According to guidance from the New York City Commission on Human Rights, employers who request consumer reports on applicants should receive this information in two stages, with the non-criminal information being received before the conditional offer and criminal information being received after. See NYC Commission on Human Rights Legal Enforcement Guidance, https://www.nyc.gov/site/cchr/law/fair-chance-act.page (last visited Oct. 3, 2024) (hereinafter Enforcement Guidance). If obtaining two consumer reports poses a substantial impediment, the NYC Commission of Human Rights states employers may also comply with the NYCHRL by establishing an internal system that segregates criminal history information until after a conditional offer has been made. However, these employers will bear burden of proving that the criminal information was inaccessible to decision-makers until after a conditional offer.

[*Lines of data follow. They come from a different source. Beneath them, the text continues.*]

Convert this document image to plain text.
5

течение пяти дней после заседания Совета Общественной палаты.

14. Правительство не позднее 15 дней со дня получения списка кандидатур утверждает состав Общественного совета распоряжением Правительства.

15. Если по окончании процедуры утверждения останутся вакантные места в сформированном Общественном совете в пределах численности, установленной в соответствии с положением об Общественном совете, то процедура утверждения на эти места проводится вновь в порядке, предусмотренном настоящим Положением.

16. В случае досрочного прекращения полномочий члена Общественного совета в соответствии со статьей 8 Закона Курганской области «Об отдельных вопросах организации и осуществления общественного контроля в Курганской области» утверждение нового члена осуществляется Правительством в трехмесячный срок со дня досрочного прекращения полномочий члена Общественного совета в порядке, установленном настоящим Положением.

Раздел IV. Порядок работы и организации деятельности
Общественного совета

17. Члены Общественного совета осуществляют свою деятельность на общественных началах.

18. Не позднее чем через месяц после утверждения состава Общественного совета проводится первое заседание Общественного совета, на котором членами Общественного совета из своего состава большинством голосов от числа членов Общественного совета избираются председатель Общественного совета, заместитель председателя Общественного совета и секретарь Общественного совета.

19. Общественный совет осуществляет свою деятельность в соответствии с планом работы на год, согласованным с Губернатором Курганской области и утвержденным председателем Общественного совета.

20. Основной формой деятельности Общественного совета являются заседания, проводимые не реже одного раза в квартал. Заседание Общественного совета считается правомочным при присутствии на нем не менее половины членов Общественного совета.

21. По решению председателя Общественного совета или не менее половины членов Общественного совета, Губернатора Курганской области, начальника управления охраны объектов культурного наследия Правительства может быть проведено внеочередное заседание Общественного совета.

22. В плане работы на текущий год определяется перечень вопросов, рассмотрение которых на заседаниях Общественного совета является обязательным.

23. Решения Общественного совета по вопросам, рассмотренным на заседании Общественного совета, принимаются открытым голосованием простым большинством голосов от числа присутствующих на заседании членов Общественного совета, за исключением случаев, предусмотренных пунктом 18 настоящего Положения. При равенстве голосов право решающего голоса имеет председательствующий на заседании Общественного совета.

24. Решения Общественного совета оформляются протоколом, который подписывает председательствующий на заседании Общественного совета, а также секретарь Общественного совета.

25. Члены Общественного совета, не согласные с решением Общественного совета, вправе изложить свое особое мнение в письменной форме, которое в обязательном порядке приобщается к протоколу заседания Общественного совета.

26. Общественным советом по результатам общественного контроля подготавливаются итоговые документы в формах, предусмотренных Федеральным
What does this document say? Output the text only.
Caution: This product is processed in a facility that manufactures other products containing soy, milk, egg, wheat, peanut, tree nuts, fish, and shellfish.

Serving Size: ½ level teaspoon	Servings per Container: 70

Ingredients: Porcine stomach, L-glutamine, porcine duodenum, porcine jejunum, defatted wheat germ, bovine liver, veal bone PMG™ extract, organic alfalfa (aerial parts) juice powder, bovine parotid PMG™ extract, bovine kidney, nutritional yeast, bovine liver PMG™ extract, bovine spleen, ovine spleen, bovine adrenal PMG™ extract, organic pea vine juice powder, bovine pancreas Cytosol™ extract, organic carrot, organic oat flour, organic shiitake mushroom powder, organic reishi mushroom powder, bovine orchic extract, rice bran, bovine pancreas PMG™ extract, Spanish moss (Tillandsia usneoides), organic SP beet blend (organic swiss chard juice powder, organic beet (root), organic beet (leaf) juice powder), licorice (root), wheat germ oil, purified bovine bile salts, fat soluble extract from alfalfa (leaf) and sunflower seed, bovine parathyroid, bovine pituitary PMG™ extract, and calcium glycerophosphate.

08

The 2021 amendments also incorporated new protections regarding pending criminal cases and convictions during employment. Specifically, private employers with at least four employees may not adversely act based on an applicant or employee's arrest or pending criminal accusation without analyzing seven NYC fair chance factors and determining either that there is a direct relationship between the pending arrest, pending criminal accusation, or conviction; or the granting or continuation of employment would involve an unreasonable risk to property or to the safety or welfare of specific individuals or the general public. See NYC Admin. Code Section 8-107(10); Enforcement Guidance. These seven factors are essentially the same as the eight correction law factors discussed above with nuanced differences, such as specifically stating that it is a mitigating factor if the person was age 25 or younger at the time of the at-issue criminal offense or accusations.

Following the 2021 amendments, violations and non-criminal offenses also became completely protected under the FCA, unless otherwise required or permitted by applicable law. This requirement applies to employers of all sizes. See NYC Admin. Code Section 8-102. The New York City Commission of Human Rights has published a non-exhaustive list of histories that qualify as nonconvictions.

The FCA's Fair Chance Factors are subject to a few exemptions, including where: federal, state, and local laws require criminal background checks or bar employment based on certain criminal histories; an employer is in the financial service industry, to the extent that the FCA conflicts with industry rules and regulations promulgated by a self-regulatory organization; the employees are police or peace officers; or (iv) the employees are employed by a New York City agency.

Importantly, employers may take adverse action against a job applicant or employee who makes intentional misrepresentations regarding their arrest or conviction record, provided that the employer provides the job applicant or employee with a copy of the documents on which that determination was made; and the job applicant or employee is provided at least five business days to respond.

Local Law Interaction

In the modern age of Zoom interviews and remote work, New York's patchwork of ban-the-box legislation may prove challenging. Employers should consider if a local law would apply to it even if it doesn't operate there, if an applicant is interviewing from there or would ultimately work remoting from that location, or the applicant isn't interviewing from there or wouldn't work there, but the employer operates there. The answer to this question will likely vary on the particular law and applicable facts.